Every person has a potential for something good. However, not every person has the same potential. Consider the parable of the talents (Matt. 25:14-30). All three men who were given talents had the potential to make a profit with them. Each man's potential was different because of the number of talents given to him by the master, but the master expected each of them to fulfill their potential with what they had.
With potential always comes expectations. These expectations are reasonable according to what one's potential is. In the parable, the man who received five talents and the man who received two talents fulfilled their potential with those talents. The master was equally pleased with both of them and gave them the same reward even though one had profited more than the other (verses 21,23). However, the man who received one talent failed to reach his potential, and the master rebuked him and punished him for not meeting expectations (verses 26-30).
The point of the parable is that God has given each person a potential to do good, and He expects the same effort from everybody. Effort is what turns potential into reality. In the parable, the master calls the man given one talent a "wicked, lazy slave" because he did not make the effort to do his master's will (verse 26). The achievement of fulfilling potential will not happen unless the one to whom God has given potential works to meet God's expectations.
Every person has the potential to obtain forgiveness of sins and salvation from death. God has made this possible through the giving of His own Son on the cross. However, God still has expectations for every person in order for that person to achieve eternal life. Just as the three men in the parable knew what their master's expectations were (verses 24, 26), we also know what God's expectations are because he has told us through His word.
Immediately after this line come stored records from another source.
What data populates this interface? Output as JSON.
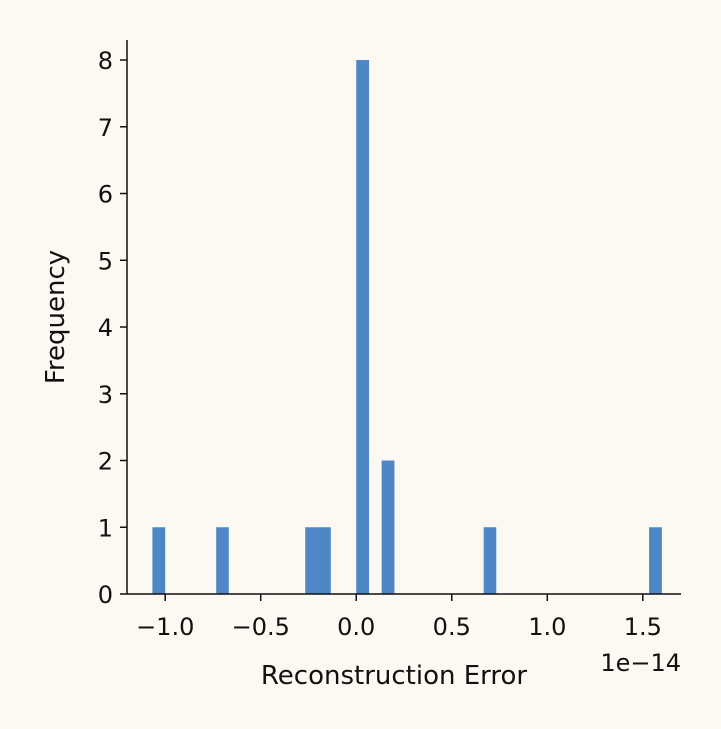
{
  "chart_data": {
    "type": "bar",
    "xlabel": "Reconstruction Error",
    "ylabel": "Frequency",
    "x_offset_label": "1e−14",
    "xlim": [
      -1.2,
      1.7
    ],
    "ylim": [
      0,
      8.3
    ],
    "grid": false,
    "bar_color": "#4f86c6",
    "x_ticks": [
      {
        "value": -1.0,
        "label": "−1.0"
      },
      {
        "value": -0.5,
        "label": "−0.5"
      },
      {
        "value": 0.0,
        "label": "0.0"
      },
      {
        "value": 0.5,
        "label": "0.5"
      },
      {
        "value": 1.0,
        "label": "1.0"
      },
      {
        "value": 1.5,
        "label": "1.5"
      }
    ],
    "y_ticks": [
      {
        "value": 0,
        "label": "0"
      },
      {
        "value": 1,
        "label": "1"
      },
      {
        "value": 2,
        "label": "2"
      },
      {
        "value": 3,
        "label": "3"
      },
      {
        "value": 4,
        "label": "4"
      },
      {
        "value": 5,
        "label": "5"
      },
      {
        "value": 6,
        "label": "6"
      },
      {
        "value": 7,
        "label": "7"
      },
      {
        "value": 8,
        "label": "8"
      }
    ],
    "bins": [
      {
        "x0": -1.067,
        "x1": -1.0,
        "count": 1
      },
      {
        "x0": -0.733,
        "x1": -0.667,
        "count": 1
      },
      {
        "x0": -0.267,
        "x1": -0.2,
        "count": 1
      },
      {
        "x0": -0.2,
        "x1": -0.133,
        "count": 1
      },
      {
        "x0": 0.0,
        "x1": 0.067,
        "count": 8
      },
      {
        "x0": 0.133,
        "x1": 0.2,
        "count": 2
      },
      {
        "x0": 0.667,
        "x1": 0.733,
        "count": 1
      },
      {
        "x0": 1.533,
        "x1": 1.6,
        "count": 1
      }
    ]
  }
}
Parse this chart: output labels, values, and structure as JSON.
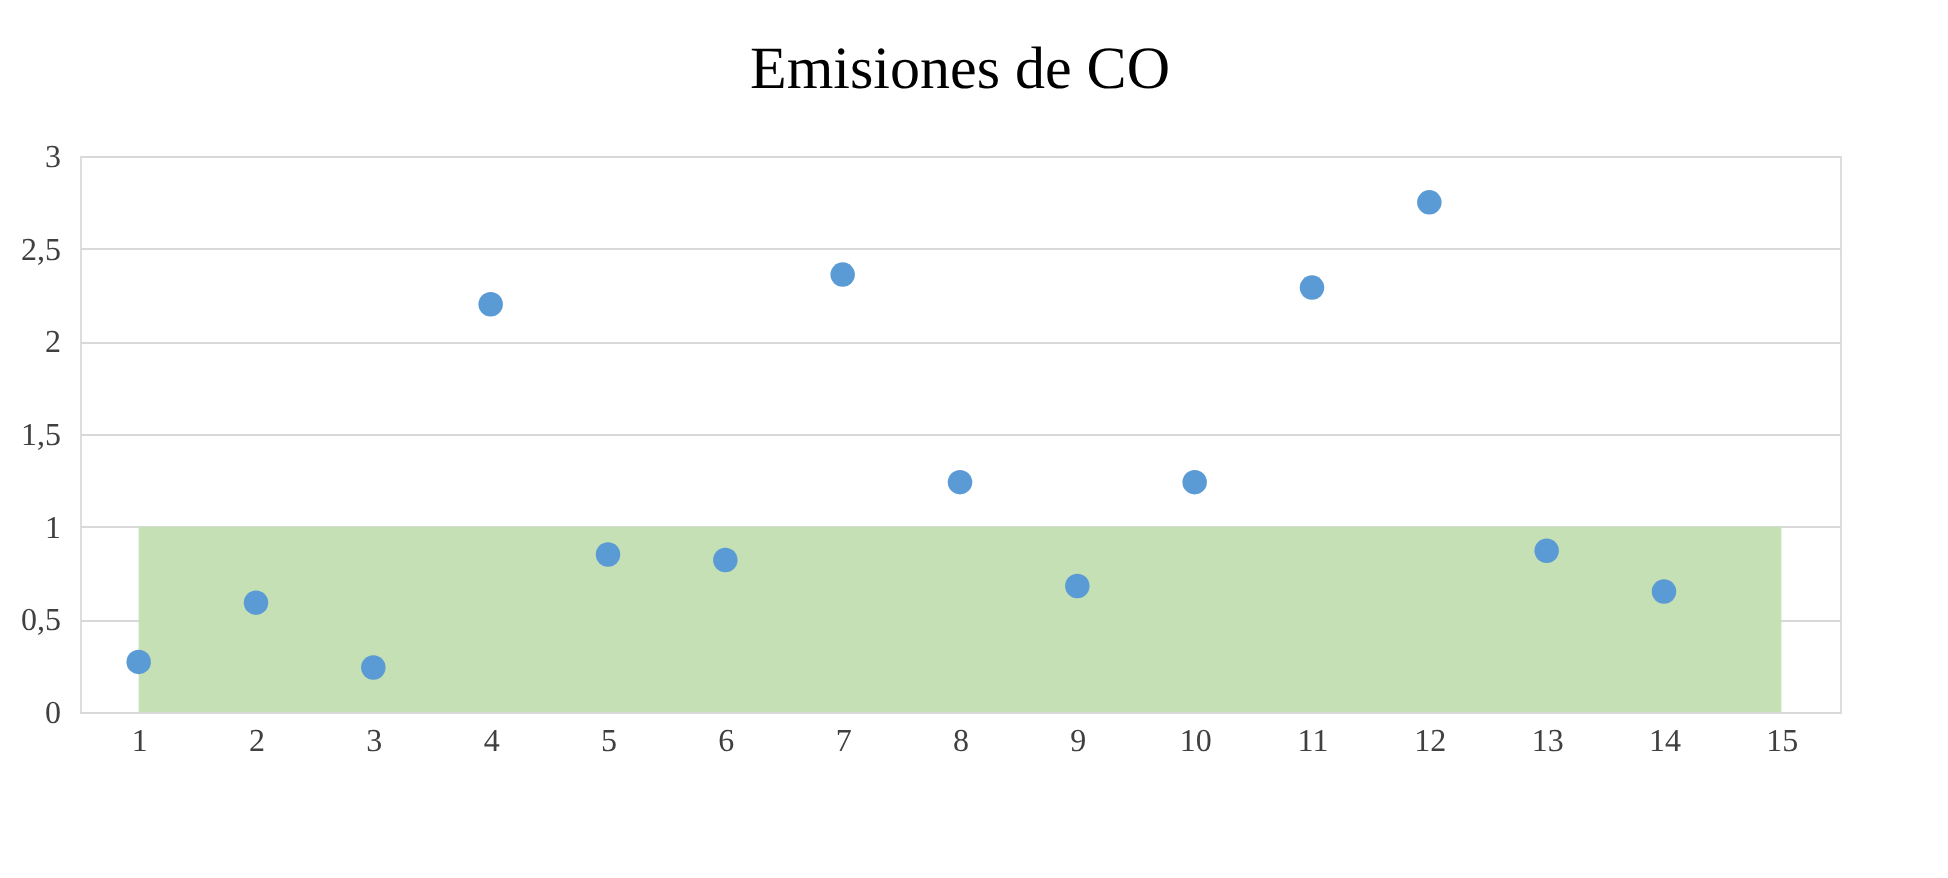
{
  "chart_data": {
    "type": "scatter",
    "title": "Emisiones de CO",
    "x": [
      1,
      2,
      3,
      4,
      5,
      6,
      7,
      8,
      9,
      10,
      11,
      12,
      13,
      14
    ],
    "series": [
      {
        "color": "#5b9bd5",
        "values": [
          0.27,
          0.59,
          0.24,
          2.2,
          0.85,
          0.82,
          2.36,
          1.24,
          0.68,
          1.24,
          2.29,
          2.75,
          0.87,
          0.65
        ]
      }
    ],
    "xlim": [
      0.5,
      15.5
    ],
    "xticks": [
      1,
      2,
      3,
      4,
      5,
      6,
      7,
      8,
      9,
      10,
      11,
      12,
      13,
      14,
      15
    ],
    "ylim": [
      0,
      3
    ],
    "yticks": [
      0,
      {
        "value": 0.5,
        "label": "0,5"
      },
      1,
      {
        "value": 1.5,
        "label": "1,5"
      },
      2,
      {
        "value": 2.5,
        "label": "2,5"
      },
      3
    ],
    "bands": [
      {
        "axis": "y",
        "from": 0,
        "to": 1,
        "color": "#c5e0b4"
      }
    ],
    "grid": "y",
    "marker": "circle"
  }
}
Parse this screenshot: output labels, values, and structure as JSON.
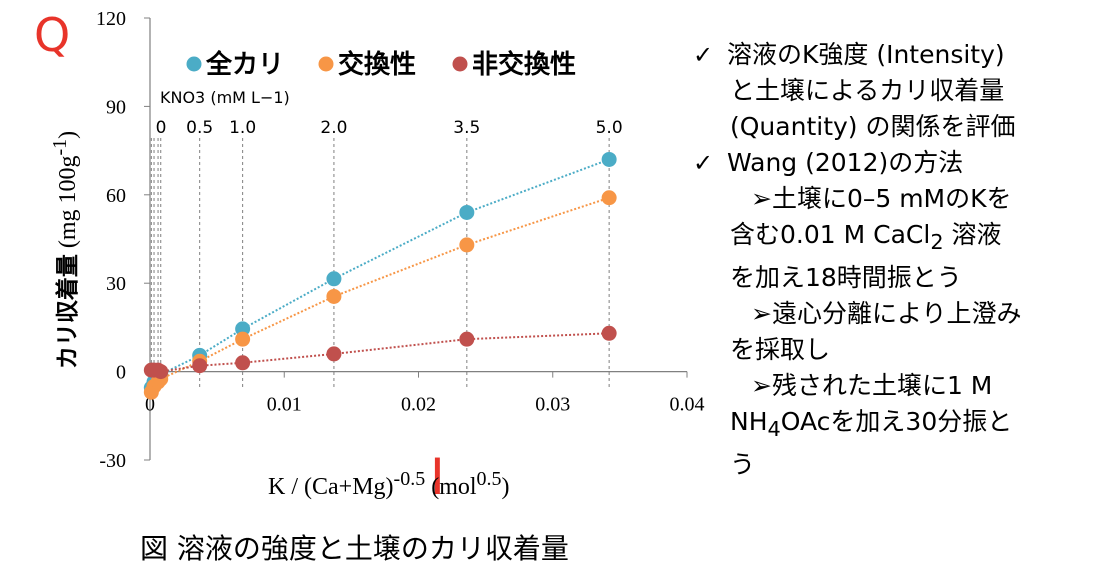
{
  "chart_data": {
    "type": "scatter",
    "title": "",
    "corner_letter_y": "Q",
    "corner_letter_x": "I",
    "ylabel": "カリ収着量",
    "ylabel_unit": "(mg 100g-1)",
    "xlabel": "K / (Ca+Mg)-0.5 (mol0.5)",
    "xlim": [
      0,
      0.04
    ],
    "ylim": [
      -30,
      120
    ],
    "x_ticks": [
      "0",
      "0.01",
      "0.02",
      "0.03",
      "0.04"
    ],
    "y_ticks": [
      "-30",
      "0",
      "30",
      "60",
      "90",
      "120"
    ],
    "legend_position": "top",
    "grid": false,
    "kno3_axis_label": "KNO3 (mM L−1)",
    "kno3_levels": [
      {
        "label": "0",
        "x": 0.0006
      },
      {
        "label": "0.5",
        "x": 0.0037
      },
      {
        "label": "1.0",
        "x": 0.0069
      },
      {
        "label": "2.0",
        "x": 0.0137
      },
      {
        "label": "3.5",
        "x": 0.0236
      },
      {
        "label": "5.0",
        "x": 0.0342
      }
    ],
    "series": [
      {
        "name": "全カリ",
        "color": "#4bacc6",
        "x": [
          0.0001,
          0.0003,
          0.0006,
          0.0008,
          0.0037,
          0.0069,
          0.0137,
          0.0236,
          0.0342
        ],
        "y": [
          -5.5,
          -3.5,
          -2,
          -1,
          5.5,
          14.5,
          31.5,
          54,
          72
        ]
      },
      {
        "name": "交換性",
        "color": "#f79646",
        "x": [
          0.0001,
          0.0003,
          0.0006,
          0.0008,
          0.0037,
          0.0069,
          0.0137,
          0.0236,
          0.0342
        ],
        "y": [
          -7,
          -5,
          -3.5,
          -2.5,
          3.5,
          11,
          25.5,
          43,
          59
        ]
      },
      {
        "name": "非交換性",
        "color": "#c0504d",
        "x": [
          0.0001,
          0.0003,
          0.0006,
          0.0008,
          0.0037,
          0.0069,
          0.0137,
          0.0236,
          0.0342
        ],
        "y": [
          0.5,
          0.5,
          0.5,
          0,
          2,
          3,
          6,
          11,
          13
        ]
      }
    ]
  },
  "caption": "図 溶液の強度と土壌のカリ収着量",
  "notes": [
    {
      "kind": "check",
      "lines": [
        "溶液のK強度 (Intensity)",
        "と土壌によるカリ収着量",
        "(Quantity) の関係を評価"
      ]
    },
    {
      "kind": "check",
      "lines": [
        "Wang (2012)の方法"
      ]
    },
    {
      "kind": "sub",
      "lines": [
        "➢土壌に0–5 mMのKを",
        "含む0.01 M CaCl2 溶液",
        "を加え18時間振とう"
      ]
    },
    {
      "kind": "sub",
      "lines": [
        "➢遠心分離により上澄み",
        "を採取し"
      ]
    },
    {
      "kind": "sub",
      "lines": [
        "➢残された土壌に1 M",
        "NH4OAcを加え30分振と",
        "う"
      ]
    }
  ]
}
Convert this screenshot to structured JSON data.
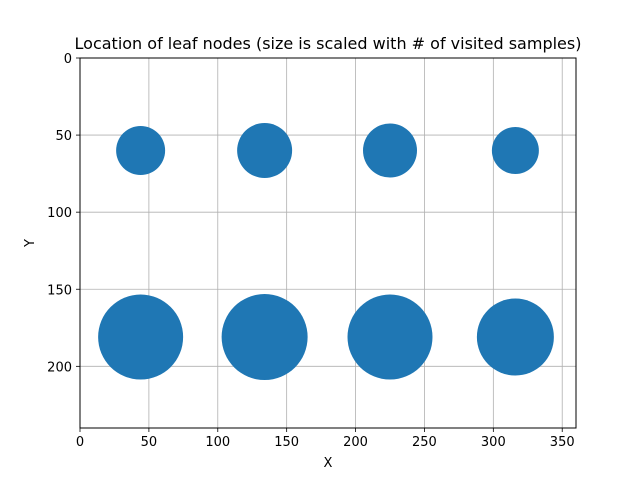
{
  "chart_data": {
    "type": "scatter",
    "title": "Location of leaf nodes (size is scaled with # of visited samples)",
    "xlabel": "X",
    "ylabel": "Y",
    "xlim": [
      0,
      360
    ],
    "ylim": [
      240,
      0
    ],
    "y_inverted": true,
    "grid": true,
    "x_ticks": [
      0,
      50,
      100,
      150,
      200,
      250,
      300,
      350
    ],
    "y_ticks": [
      0,
      50,
      100,
      150,
      200
    ],
    "colors": {
      "marker": "#1f77b4",
      "grid": "#b0b0b0",
      "axes": "#000000"
    },
    "series": [
      {
        "points": [
          {
            "x": 44,
            "y": 60,
            "r": 24.5
          },
          {
            "x": 134,
            "y": 60,
            "r": 27.5
          },
          {
            "x": 225,
            "y": 60,
            "r": 27
          },
          {
            "x": 316,
            "y": 60,
            "r": 23.5
          },
          {
            "x": 44,
            "y": 181,
            "r": 42.5
          },
          {
            "x": 134,
            "y": 181,
            "r": 43
          },
          {
            "x": 225,
            "y": 181,
            "r": 42.5
          },
          {
            "x": 316,
            "y": 181,
            "r": 38.5
          }
        ]
      }
    ]
  }
}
So, we have no excuses for failing to meet our potentials.
Young people must especially keep in mind that potential is not achievement. Often a young person who has a tremendous potential for doing good will receive bountiful praise and encouragement from others for his potential. If he becomes satisfied with this praise, he may never accomplish his potential. He must remember that the fact that he has potential means that he has not done anything yet.
When opportunities have passed, potential is remembered as a burden if it was not accomplished, and it is remembered as blessing if it was achieved. When your opportunities have passed, how will you remember your potential? Make it a blessing, and achieve what God expects of you now while you can, before He comes to settle His account with you.